Les quatre farfelus de Django Django et leur pop décomplexée font danser et sourire le Pukkelpop.

Ils ont déjà visité le Botanique pendant ses Nuits mais ce jeudi en fin d’après-midi, les Ecossais de Django Django donnent leur premier concert sur les pelouses d’un festival belge. Django Django, rien à voir avec un guitariste de jazz manouche, c’est de la pop qui met des fourmis dans les jambes et pique là où il faut. En une cinquantaine de minutes, ces drôles de zigotos qui font des solos de noix de coco (le Monty Python s’en sert bien pour imiter un galop de cheval) jouent la majeure partie de leur rafraichissant et jouissif premier album. Emmené par le batteur et producteur David Maclean, frère d’un membre du Beta Band dont il a l’esprit bricoleur, Django Django s’amuse avec sa pop bancale comme devait le faire Brian Wilson dans le temps avec ses Beach Boys. C’est parfois un peu brouillon mais aussi très inventif, moderne, dansant, tordu. Plein de riffs et beats sautillants.
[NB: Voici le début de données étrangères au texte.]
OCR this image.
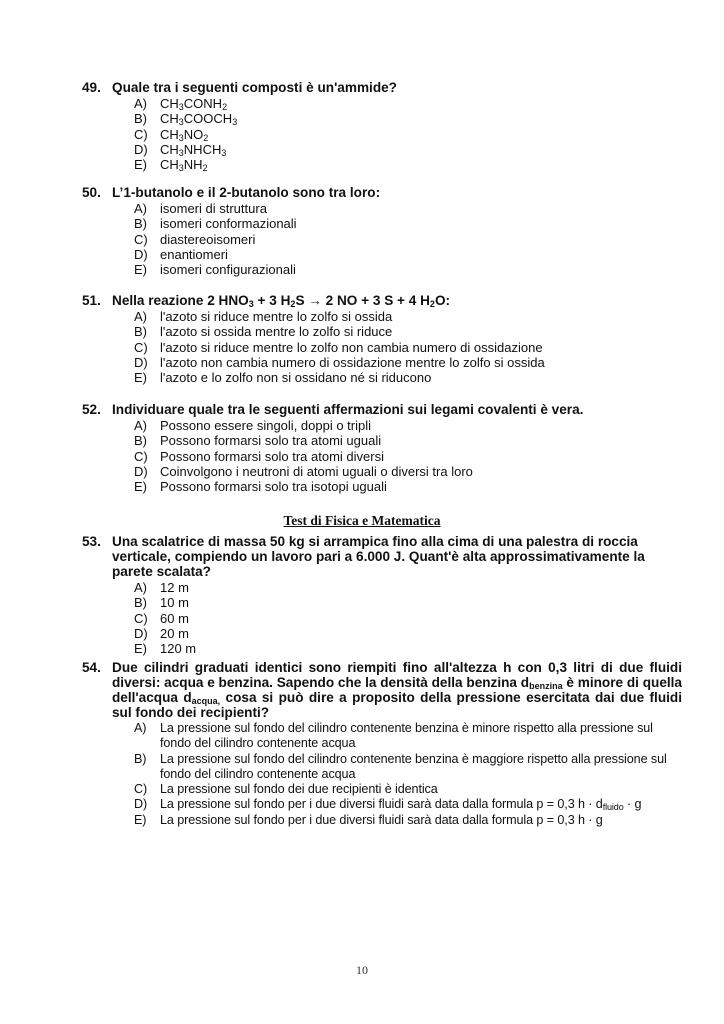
49. Quale tra i seguenti composti è un'ammide?
A)	$CH_3CONH_2$
B)	$CH_3COOCH_3$
C) $CH_3NO_2$
D) $CH_3NHCH_3$
E)	$CH_3NH_2$
50. L’1-butanolo e il 2-butanolo sono tra loro:
A)	isomeri di struttura
B)	isomeri conformazionali
C) diastereoisomeri
D) enantiomeri
E)	isomeri configurazionali
51. Nella reazione 2 $HNO_3 + 3$ $H_2S \to 2$ NO + 3 S + 4 $H_2O$:
A)	l'azoto si riduce mentre lo zolfo si ossida
B)	l'azoto si ossida mentre lo zolfo si riduce
C) l'azoto si riduce mentre lo zolfo non cambia numero di ossidazione
D) l'azoto non cambia numero di ossidazione mentre lo zolfo si ossida
E)	l'azoto e lo zolfo non si ossidano né si riducono
52. Individuare quale tra le seguenti affermazioni sui legami covalenti è vera.
A)	Possono essere singoli, doppi o tripli
B)	Possono formarsi solo tra atomi uguali
C) Possono formarsi solo tra atomi diversi
D) Coinvolgono i neutroni di atomi uguali o diversi tra loro
E)	Possono formarsi solo tra isotopi uguali
Test di Fisica e Matematica
53. Una scalatrice di massa 50 kg si arrampica fino alla cima di una palestra di roccia verticale, compiendo un lavoro pari a 6.000 J. Quant'è alta approssimativamente la parete scalata?
A)	12 m
B)	10 m
C) 60 m
D) 20 m
E)	120 m
54. Due cilindri graduati identici sono riempiti fino all'altezza h con 0,3 litri di due fluidi diversi: acqua e benzina. Sapendo che la densità della benzina $d_{benzina}$ è minore di quella dell'acqua $d_{acqua,}$ cosa si può dire a proposito della pressione esercitata dai due fluidi sul fondo dei recipienti?
A)	La pressione sul fondo del cilindro contenente benzina è minore rispetto alla pressione sul fondo del cilindro contenente acqua
B)	La pressione sul fondo del cilindro contenente benzina è maggiore rispetto alla pressione sul fondo del cilindro contenente acqua
C)	La pressione sul fondo dei due recipienti è identica
D)	La pressione sul fondo per i due diversi fluidi sarà data dalla formula p = 0,3 $h \cdot d_{fluido} \cdot g$
E)	La pressione sul fondo per i due diversi fluidi sarà data dalla formula p = 0,3 h · g
10
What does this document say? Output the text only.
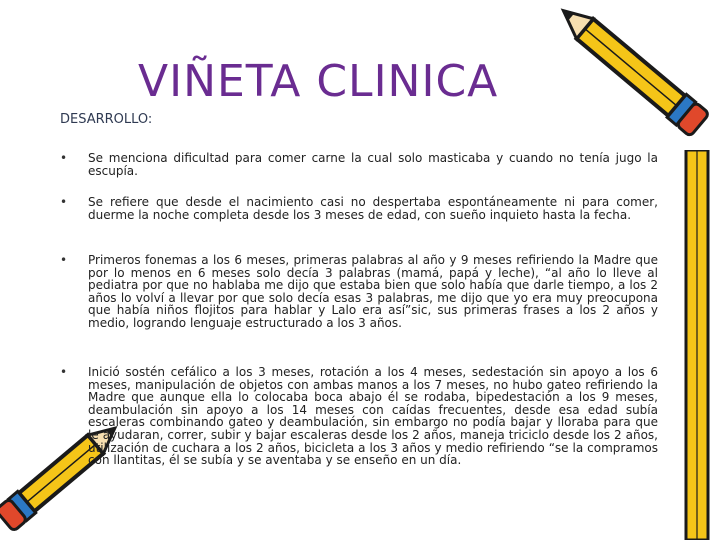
VIÑETA CLINICA
DESARROLLO:
• Se menciona dificultad para comer carne la cual solo masticaba y cuando no tenía jugo la escupía.

• Se refiere que desde el nacimiento casi no despertaba espontáneamente ni para comer, duerme la noche completa desde los 3 meses de edad, con sueño inquieto hasta la fecha.

• Primeros fonemas a los 6 meses, primeras palabras al año y 9 meses refiriendo la Madre que por lo menos en 6 meses solo decía 3 palabras (mamá, papá y leche), “al año lo lleve al pediatra por que no hablaba me dijo que estaba bien que solo había que darle tiempo, a los 2 años lo volví a llevar por que solo decía esas 3 palabras, me dijo que yo era muy preocupona que había niños flojitos para hablar y Lalo era así”sic, sus primeras frases a los 2 años y medio, logrando lenguaje estructurado a los 3 años.

• Inició sostén cefálico a los 3 meses, rotación a los 4 meses, sedestación sin apoyo a los 6 meses, manipulación de objetos con ambas manos a los 7 meses, no hubo gateo refiriendo la Madre que aunque ella lo colocaba boca abajo él se rodaba, bipedestación a los 9 meses, deambulación sin apoyo a los 14 meses con caídas frecuentes, desde esa edad subía escaleras combinando gateo y deambulación, sin embargo no podía bajar y lloraba para que le ayudaran, correr, subir y bajar escaleras desde los 2 años, maneja triciclo desde los 2 años, utilización de cuchara a los 2 años, bicicleta a los 3 años y medio refiriendo “se la compramos con llantitas, él se subía y se aventaba y se enseño en un día.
Entre pop californienne, disco cosmique, dance bricolo, folklore africain, le cœur de Django Django balance… C’est néanmoins quand ils abandonnent la guitare et la basse pour les claviers, misent tout sur le beat et les percussions que les quatre lascars parviennent à mettre le Club dans leur poche. Default, Firewater… Les mecs originaires d’Edimbourg savent comment foutre un festivalier de bon poil. Ils seront le 15 novembre à l’Ancienne Belgique. (J.B.)